1.複製権 | 著作物を、印刷、写真、コピー、録音などの方法で複製する権利。著作権法の中心となる重要な権利 |
2.上演権・演奏権 | 著作物を上演・演奏する権利。ライブだけでなく、CDなどに録音したものを流すことも含まれる |
3.上映権 | たくさんの人に見せるために、著作物を上映する権利 |
4.公衆送信権・公の伝達権 | テレビ、ラジオ、インターネットなどで著作物を送信する権利。またテレビ、ラジオ、インターネットなどを使って伝達する権利。サーバーにデータをアップロードし、「誰でもダウンロードできる状態」にすることを「送信可能化」とよぶ |
5.口述権 | 朗読などで著作物をたくさんの人に伝える権利 |
6.展示権 | 美術の著作物や未発行の写真の著作物を、たくさんの人に見せるために展示する権利 |
7.頒布権 | 映画の著作物を、公衆向けに頒布(譲渡・貸与)する権利 |
8.譲渡権 | 著作物(映画の著作物以外)または複製品を譲渡によってたくさんの人に提供する権利 |
9.貸与権 | 著作物(映画の著作物以外)の複製品をたくさんの人に貸与する権利。有償、無償は問わない |
10.翻訳権・翻案権など | 著作物を翻訳、編曲、変形、脚色、映画化するなど、二次的著作物をつくる権利 |
11.二次的著作物の利用権 | 著作物(原著作物)からつくられた二次的著作物について、原著作物の作者が二次的著作物の作者と同じ権利をもつこと |
ちなみに、「著作者人格権」と「著作財産権」では次のような違いもあります。
著作権はいつ発生する?届け出は必要?
著作権は、著作物を創作した時点で自動的に発生します。そのためどこかに届け出る必要はありません。このような方法を「無方式主義」とよび、日本をはじめとしてベルヌ条約に加盟する160カ国以上で採用されています。

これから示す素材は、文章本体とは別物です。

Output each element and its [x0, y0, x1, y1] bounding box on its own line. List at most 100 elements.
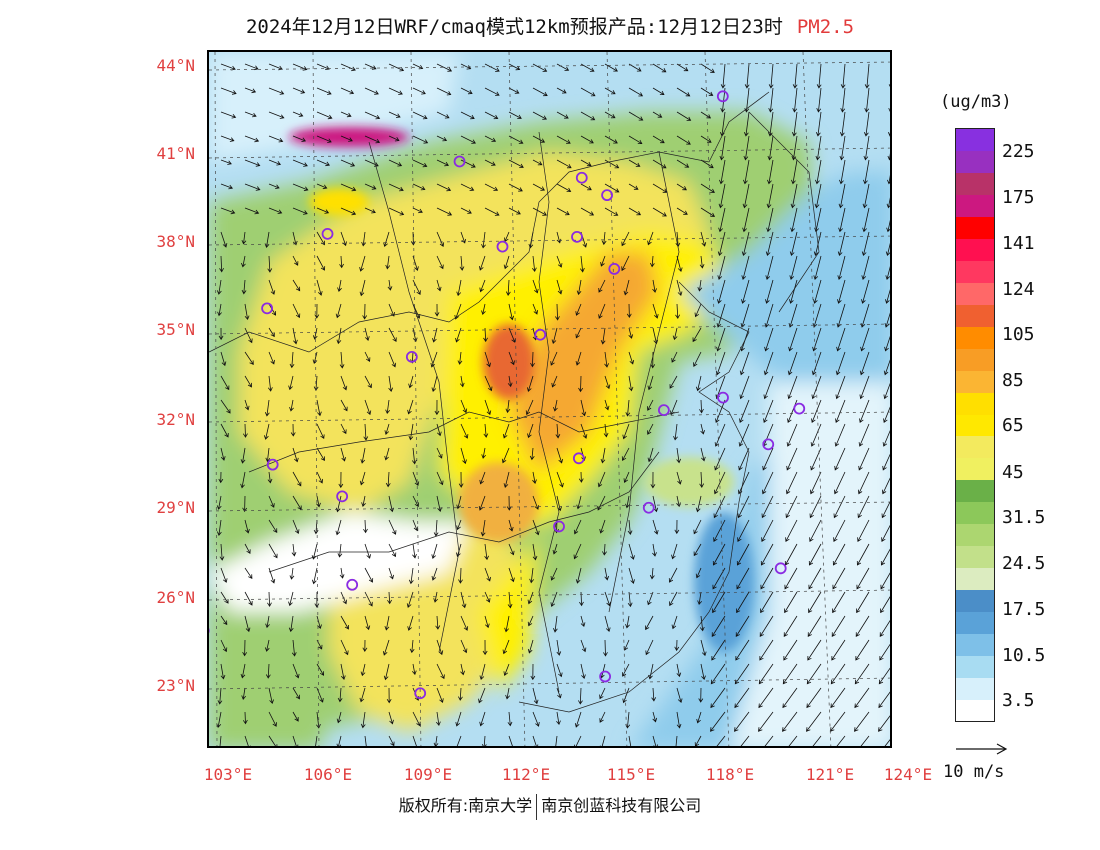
wind-arrow	[364, 327, 370, 341]
wind-arrow	[506, 495, 512, 511]
wind-arrow	[359, 471, 366, 486]
wind-arrow	[668, 567, 678, 583]
wind-arrow	[311, 543, 318, 560]
wind-arrow	[628, 543, 635, 560]
wind-arrow	[836, 303, 846, 328]
wind-arrow	[241, 231, 247, 245]
wind-arrow	[884, 312, 890, 328]
wind-arrow	[760, 567, 774, 590]
wind-arrow	[219, 255, 224, 273]
wind-arrow	[412, 183, 426, 191]
wind-arrow	[220, 159, 232, 165]
wind-arrow	[532, 183, 545, 191]
wind-arrow	[836, 327, 846, 352]
wind-arrow	[220, 447, 226, 461]
wind-arrow	[460, 423, 469, 439]
wind-arrow	[340, 447, 346, 462]
wind-arrow	[244, 399, 250, 411]
wind-arrow	[460, 135, 477, 144]
wind-arrow	[240, 471, 246, 489]
wind-arrow	[364, 591, 373, 607]
wind-arrow	[480, 519, 486, 537]
wind-arrow	[762, 447, 774, 471]
wind-arrow	[502, 423, 510, 439]
wind-arrow	[364, 135, 381, 144]
wind-arrow	[408, 567, 414, 585]
wind-arrow	[832, 567, 846, 590]
wind-arrow	[700, 135, 712, 143]
wind-arrow	[832, 591, 846, 614]
wind-arrow	[786, 447, 798, 471]
wind-arrow	[604, 375, 611, 390]
wind-arrow	[700, 111, 712, 119]
wind-arrow	[699, 255, 705, 269]
wind-arrow	[628, 159, 641, 167]
wind-arrow	[652, 711, 658, 723]
wind-arrow	[460, 663, 465, 676]
wind-arrow	[412, 87, 426, 95]
lon-label-112: 112°E	[501, 765, 551, 784]
wind-arrow	[432, 327, 438, 343]
wind-arrow	[363, 519, 368, 534]
wind-arrow	[809, 519, 822, 542]
wind-arrow	[436, 687, 444, 704]
city-marker	[336, 490, 349, 503]
wind-arrow	[713, 519, 726, 542]
city-marker	[762, 438, 775, 451]
copyright-right: 南京创蓝科技有限公司	[541, 796, 702, 815]
wind-arrow	[412, 543, 417, 559]
colorbar-box	[956, 348, 994, 371]
colorbar-label-141: 141	[1002, 233, 1035, 254]
lon-label-109: 109°E	[403, 765, 453, 784]
colorbar-box	[956, 655, 994, 678]
wind-arrow	[456, 519, 462, 531]
wind-arrow	[411, 447, 417, 465]
wind-arrow	[436, 159, 450, 167]
wind-arrow	[240, 663, 246, 679]
wind-arrow	[478, 495, 486, 511]
wind-arrow	[578, 687, 583, 705]
wind-arrow	[693, 543, 702, 557]
lon-label-103: 103°E	[203, 765, 253, 784]
wind-arrow	[460, 399, 468, 414]
wind-arrow	[316, 255, 326, 271]
wind-arrow	[340, 87, 355, 95]
wind-arrow	[460, 615, 469, 631]
wind-arrow	[600, 255, 606, 267]
wind-arrow	[711, 615, 726, 637]
wind-arrow	[575, 567, 582, 584]
wind-arrow	[220, 375, 230, 391]
wind-arrow	[364, 207, 376, 214]
wind-arrow	[741, 255, 750, 280]
wind-arrow	[364, 399, 372, 416]
wind-arrow	[712, 591, 726, 614]
wind-arrow	[859, 399, 870, 424]
wind-arrow	[700, 423, 705, 435]
wind-arrow	[388, 63, 405, 72]
wind-arrow	[292, 63, 308, 71]
wind-arrow	[863, 111, 870, 137]
wind-arrow	[460, 447, 467, 465]
wind-arrow	[244, 543, 251, 554]
wind-arrow	[603, 639, 608, 657]
wind-arrow	[264, 639, 270, 652]
wind-arrow	[676, 711, 682, 729]
wind-arrow	[527, 639, 534, 654]
wind-arrow	[460, 183, 475, 191]
wind-arrow	[697, 279, 703, 292]
wind-arrow	[833, 495, 846, 519]
wind-arrow	[503, 255, 510, 270]
wind-arrow	[792, 63, 798, 89]
wind-arrow	[312, 327, 318, 340]
city-marker	[346, 578, 359, 591]
wind-arrow	[436, 279, 442, 292]
wind-arrow	[735, 639, 750, 661]
wind-arrow	[292, 111, 304, 117]
wind-arrow	[337, 687, 343, 703]
wind-arrow	[810, 471, 822, 495]
wind-arrow	[834, 423, 846, 447]
wind-arrow	[669, 591, 678, 607]
wind-arrow	[316, 183, 328, 190]
wind-arrow	[692, 327, 702, 343]
wind-arrow	[675, 303, 681, 319]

その反対が「方式主義」で、「届け出て登録することで、はじめて著作権が発生する」方法。かつてアメリカなどで採用されていました。
著作権はいつまで有効?期限(保護期間)について
著作権のうち「著作者人格権」の保護期間は、「著作者が生存している間」です。ただし、死後であっても侵害する行為をしてはならないとされています。
もうひとつの「著作財産権」については次のとおり。
著作権の保護期間 | |
---|---|
実名または周知のペンネームでの著作物 | 著作者の死後70年 |
無名または周知でないペンネームでの著作物 | 公表後70年 |
団体名義の著作物 | 公表後70年 |
映画の著作物 | 公表後70年 |
著作権の使用料はいくら?
他人の著作物を使用する際には、使用料を支払うのが一般的です。
たとえば音楽では「BGMの使用料金は、一般店舗の場合500㎡まで年間使用料6,000円、1000㎡まで10,000円(消費税別)」と公表されています(中小企業庁サイトより)。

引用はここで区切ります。